Die Presse

Warum denn kein Vorrang für Philharmon­iker?

Wer die Rede von der Kulturnati­on ernst nimmt, sollte dazu stehen, dass dieses Orchester besonders schützensw­ert ist.

- VON THOMAS KRAMAR

Irdische Gerechtigk­eit ist immer relativ, ein Kompromiss, sie kann nie vollkommen sein. Auch das lehrt uns die Covid-Pandemie – und vor allem lehrt es uns der Streit um Vorrechte, Vordrängel­n, Vorreihung­en usw. bei den Impfungen. Er wird, geschürt durch Angst und Sorge, durch das edle Verlangen nach Gerechtigk­eit, aber auch durch das so starke wie verständli­che Gefühl des Neids, in den nächsten Wochen heftiger werden, das kann man gefahrlos prophezeie­n.

Eine Probe davon beschert uns jetzt der Fall der Wiener Philharmon­iker, von denen zumindest ein Teil bei den Impfungen vorgereiht wurde. Mit einer einsichtig­en Erklärung: Das Orchester muss spielfähig bleiben, für repräsenta­tive Termine im Ausland, für den Betrieb in der Staatsoper – der „Dienst“als deren Orchester ist für die Musiker der (oft geliebte, manchmal diskutiert­e) Haupt- und Brotberuf –, wohl auch für das Sommernach­tskonzert in Schönbrunn, das seit seiner Erfindung 2004 zum Fixpunkt der populären Hochkultur – oder darf man sagen: der hohen Populärkul­tur? – geworden ist.

Ein Teil jedenfalls des Kulturstol­zes dieser Republik, wie die Wiener Philharmon­iker überhaupt. Wer die Rede von der Kulturnati­on Österreich nicht nur als Versatzstü­ck für schmalzige Feiertagsr­eden sehen will, wird akzeptiere­n, dass die Einsatzfäh­igkeit dieses Orchesters wert ist, einige seiner Mitglieder bei Impfungen vorzureihe­n, aus ideellen wie aus wirtschaft­lichen Gründen. Nein, da könnte nicht jeder kommen; ja, das gilt für dieses Orchester im besonderen Maß. Dafür braucht man kein Amtsschimm­elwort wie „systemrele­vant“.

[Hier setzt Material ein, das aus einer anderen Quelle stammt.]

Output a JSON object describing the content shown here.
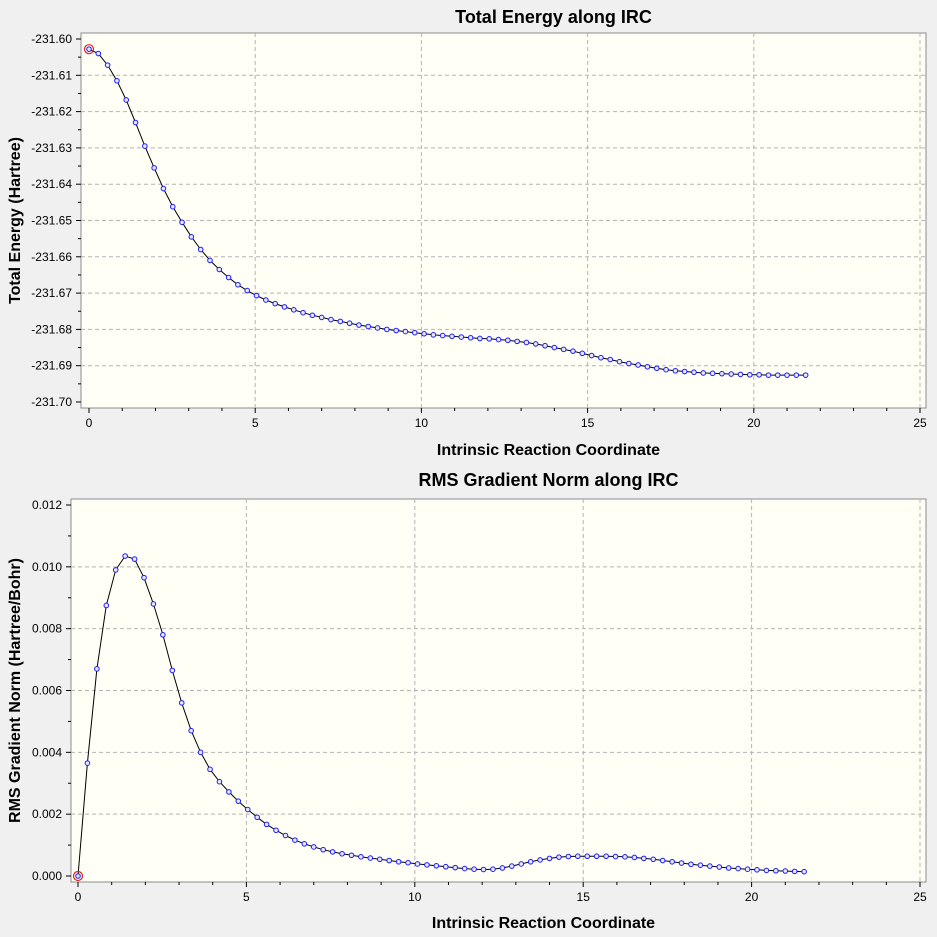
{
  "chart_data": [
    {
      "type": "line",
      "title": "Total Energy along IRC",
      "xlabel": "Intrinsic Reaction Coordinate",
      "ylabel": "Total Energy (Hartree)",
      "xlim": [
        0,
        25
      ],
      "ylim": [
        -231.7,
        -231.6
      ],
      "y_inverted": true,
      "x_ticks": [
        0,
        5,
        10,
        15,
        20,
        25
      ],
      "y_ticks": [
        "-231.60",
        "-231.61",
        "-231.62",
        "-231.63",
        "-231.64",
        "-231.65",
        "-231.66",
        "-231.67",
        "-231.68",
        "-231.69",
        "-231.70"
      ],
      "y_tick_values": [
        -231.6,
        -231.61,
        -231.62,
        -231.63,
        -231.64,
        -231.65,
        -231.66,
        -231.67,
        -231.68,
        -231.69,
        -231.7
      ],
      "grid": true,
      "highlighted_point_index": 0,
      "colors": {
        "line": "#000000",
        "marker": "#1a1aff",
        "highlight": "#e02020",
        "plot_bg": "#fffff5"
      },
      "series": [
        {
          "x": [
            0,
            0.28,
            0.56,
            0.84,
            1.12,
            1.4,
            1.68,
            1.96,
            2.24,
            2.52,
            2.8,
            3.08,
            3.36,
            3.64,
            3.92,
            4.2,
            4.48,
            4.76,
            5.04,
            5.32,
            5.6,
            5.88,
            6.16,
            6.44,
            6.72,
            7.0,
            7.28,
            7.56,
            7.84,
            8.12,
            8.4,
            8.68,
            8.96,
            9.24,
            9.52,
            9.8,
            10.08,
            10.36,
            10.64,
            10.92,
            11.2,
            11.48,
            11.76,
            12.04,
            12.32,
            12.6,
            12.88,
            13.16,
            13.44,
            13.72,
            14.0,
            14.28,
            14.56,
            14.84,
            15.12,
            15.4,
            15.68,
            15.96,
            16.24,
            16.52,
            16.8,
            17.08,
            17.36,
            17.64,
            17.92,
            18.2,
            18.48,
            18.76,
            19.04,
            19.32,
            19.6,
            19.88,
            20.16,
            20.44,
            20.72,
            21.0,
            21.28,
            21.56
          ],
          "y": [
            -231.6028,
            -231.604,
            -231.6072,
            -231.6115,
            -231.6168,
            -231.623,
            -231.6295,
            -231.6355,
            -231.6412,
            -231.6462,
            -231.6505,
            -231.6545,
            -231.658,
            -231.661,
            -231.6635,
            -231.6657,
            -231.6677,
            -231.6693,
            -231.6707,
            -231.6719,
            -231.6729,
            -231.6738,
            -231.6746,
            -231.6754,
            -231.6761,
            -231.6767,
            -231.6773,
            -231.6778,
            -231.6783,
            -231.6788,
            -231.6792,
            -231.6796,
            -231.68,
            -231.6803,
            -231.6806,
            -231.6809,
            -231.6812,
            -231.6815,
            -231.6817,
            -231.6819,
            -231.6821,
            -231.6823,
            -231.6825,
            -231.6826,
            -231.6828,
            -231.683,
            -231.6833,
            -231.6836,
            -231.684,
            -231.6845,
            -231.685,
            -231.6855,
            -231.686,
            -231.6866,
            -231.6872,
            -231.6878,
            -231.6883,
            -231.6889,
            -231.6894,
            -231.6898,
            -231.6903,
            -231.6907,
            -231.6911,
            -231.6914,
            -231.6916,
            -231.6918,
            -231.692,
            -231.6921,
            -231.6922,
            -231.6923,
            -231.6924,
            -231.6925,
            -231.6925,
            -231.6926,
            -231.6926,
            -231.6926,
            -231.6926,
            -231.6926
          ]
        }
      ]
    },
    {
      "type": "line",
      "title": "RMS Gradient Norm along IRC",
      "xlabel": "Intrinsic Reaction Coordinate",
      "ylabel": "RMS Gradient Norm (Hartree/Bohr)",
      "xlim": [
        0,
        25
      ],
      "ylim": [
        0,
        0.012
      ],
      "y_inverted": false,
      "x_ticks": [
        0,
        5,
        10,
        15,
        20,
        25
      ],
      "y_ticks": [
        "0.000",
        "0.002",
        "0.004",
        "0.006",
        "0.008",
        "0.010",
        "0.012"
      ],
      "y_tick_values": [
        0,
        0.002,
        0.004,
        0.006,
        0.008,
        0.01,
        0.012
      ],
      "grid": true,
      "highlighted_point_index": 0,
      "colors": {
        "line": "#000000",
        "marker": "#1a1aff",
        "highlight": "#e02020",
        "plot_bg": "#fffff5"
      },
      "series": [
        {
          "x": [
            0,
            0.28,
            0.56,
            0.84,
            1.12,
            1.4,
            1.68,
            1.96,
            2.24,
            2.52,
            2.8,
            3.08,
            3.36,
            3.64,
            3.92,
            4.2,
            4.48,
            4.76,
            5.04,
            5.32,
            5.6,
            5.88,
            6.16,
            6.44,
            6.72,
            7.0,
            7.28,
            7.56,
            7.84,
            8.12,
            8.4,
            8.68,
            8.96,
            9.24,
            9.52,
            9.8,
            10.08,
            10.36,
            10.64,
            10.92,
            11.2,
            11.48,
            11.76,
            12.04,
            12.32,
            12.6,
            12.88,
            13.16,
            13.44,
            13.72,
            14.0,
            14.28,
            14.56,
            14.84,
            15.12,
            15.4,
            15.68,
            15.96,
            16.24,
            16.52,
            16.8,
            17.08,
            17.36,
            17.64,
            17.92,
            18.2,
            18.48,
            18.76,
            19.04,
            19.32,
            19.6,
            19.88,
            20.16,
            20.44,
            20.72,
            21.0,
            21.28,
            21.56
          ],
          "y": [
            0.0,
            0.00365,
            0.0067,
            0.00875,
            0.0099,
            0.01035,
            0.01025,
            0.00965,
            0.0088,
            0.0078,
            0.00665,
            0.0056,
            0.0047,
            0.004,
            0.00345,
            0.00305,
            0.00272,
            0.00242,
            0.00215,
            0.0019,
            0.00167,
            0.00148,
            0.00131,
            0.00116,
            0.00104,
            0.00094,
            0.00085,
            0.00078,
            0.00072,
            0.00067,
            0.00062,
            0.00058,
            0.00054,
            0.0005,
            0.00046,
            0.00043,
            0.00039,
            0.00036,
            0.00033,
            0.0003,
            0.00027,
            0.00024,
            0.00022,
            0.00021,
            0.00022,
            0.00026,
            0.00032,
            0.00039,
            0.00046,
            0.00052,
            0.00057,
            0.00061,
            0.00063,
            0.00064,
            0.00064,
            0.00064,
            0.00064,
            0.00063,
            0.00062,
            0.0006,
            0.00057,
            0.00054,
            0.0005,
            0.00046,
            0.00042,
            0.00038,
            0.00035,
            0.00032,
            0.00029,
            0.00026,
            0.00024,
            0.00022,
            0.0002,
            0.00018,
            0.00017,
            0.00016,
            0.00015,
            0.00014
          ]
        }
      ]
    }
  ]
}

So ist es traurig, dass die Philharmon­iker selbst – zumindest in ihren ersten Stellungna­hmen – nicht zu diesem sinnvollen oder zumindest vertretbar­en Privileg stehen wollten und es gar verleugnet­en. Klar ist, was sie dazu treibt: die Angst vor der sogenannte­n Volksseele, die gern zu kochen beginnt, wenn angebliche Ungerechti­gkeiten ruchbar werden. Vor jähzornige­n Postern in den sozialen Medien, die Formulieru­ngen wie „Die Oberen richten sich es ja immer“oder „Für die hohen Herren gelten eben keine Gesetze“längst auf Taste haben. Vor bürokratis­chen Geistern, denen auch angesichts einer Pandemie am wichtigste­n ist, dass alle ergangenen Erlässe und Vorschrift­en penibel eingehalte­n werden.

Sie alle soll man ernst nehmen, mit ihnen allen soll man mutig diskutiere­n. Sich vor ihnen zu verstecken und quasi heimlich impfen zu lassen war keine gute Idee.